Aid for Mali
January 29, 2013As in previous years, Africa's trouble spots dominated this AU conference, which was chaired for the first time by the new head of the AU Commission Nkosazana Dlamini-Zuma.
Delegates say she was very well informed and ran the conference with discipline and efficiency. Nobody challenged her assertion at the start of the meeting that considerable effort would be needed to resolve the new or recurring conflicts in a number of African countries.
The crises in Mali, the DRC and Sudan were vigorously debated in the plenary sessions and in the corridors of the towering Chinese-built new AU headquarters.
Unwelcome reprimand
African heads of government are not used to being rebuked by their peers in public. They were therefore surprised when the outgoing AU chairman, President Thomas Yayi Boni of Benin, scolded them for failing to come to the aid of Mali fast enough. Yayi Boni's words of gratitude for the military intervention by France may also have irked many of them.
AU member nations have until the end of this week to decide on the forces they will contribute to the African-led Support Mission in Mali (AFISMA). Burundi and Tanzania have already said they will send in troops. On Saturday, defense ministers from the West African regional body ECOWAS said they would raise the number of soldiers taking part in AFISMA from 4,500 to 5,700. Chad, which is not a member of ECOWAS, has offered a further 2,000.
Currently, almost all the African troops active in the battle zone are from Mali itself. However Mahari Tadele Maru, a political analyst in Addis Ababa, says the lack of political will is not a serious challenge, but "the financial aspect is much more acute now." Maru also believes that the African Union and ECOWAS "could have prevented this kind of situation" if they had been stronger as institutions.
Responding faster
Solomon Ayele Dersso from the Institute for Security Studies in Addis Ababa favors the creation of an African Standby Force. The idea may not be new, but would include a rapid deployment capability which could be dispatched to a conflict zone within 14 days of the AU Peace and Security Council mandating its deployment. "And if that capability is put in place, there is definitely a possibility of African countries being able to respond more quickly than they did in the case of Mali," Dersso said.
The donors' conference was opened on Tuesday morning by Alassane Ouattara, Ivory Coast President and ECOWAS chairman. It was attended by African nations and 60 partner organisations and countries, including the United Nations and the European Commission and its purpose was to secure funding for the African Mali mission.

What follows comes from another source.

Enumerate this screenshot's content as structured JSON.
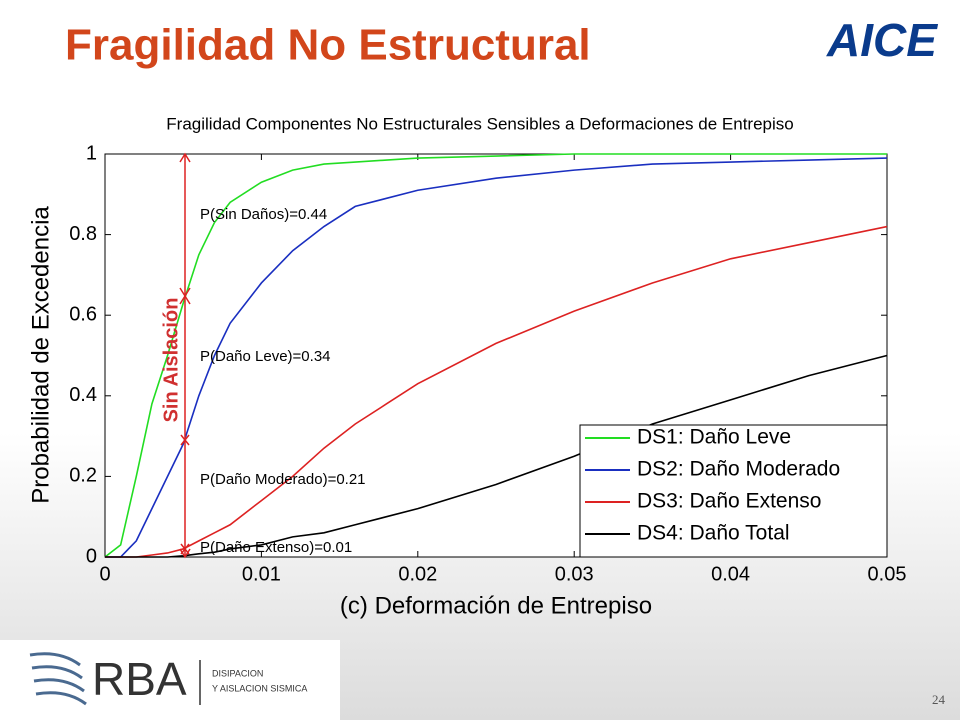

Ouattara said that at least 718 million euros was required and he put the number of troops needed at 10,000, far in excess of the 3,300 previously mooted. The African Union has earmarked 40 million euros, Germany has promised 15 million and the sum total of all pledges was 340 million euros.
Political dimension
Dersso says money itself won't be enough and it is imperative that a political process is launched as well. Constitutional order must be restored in Bamako and the grievances of the Tuareg in the north of the country need to be tackled. "The focus on the military dimension of the operation shouldn't overlook and overshadow the most important aspect of addressing the Malian crisis, which has to do with addressing the political situation," he said.
With such concerns evidently in mind, Mali's president Dioncounda Traore announced on Tuesday that he hopes to hold elections in his war-torn country by the end of July.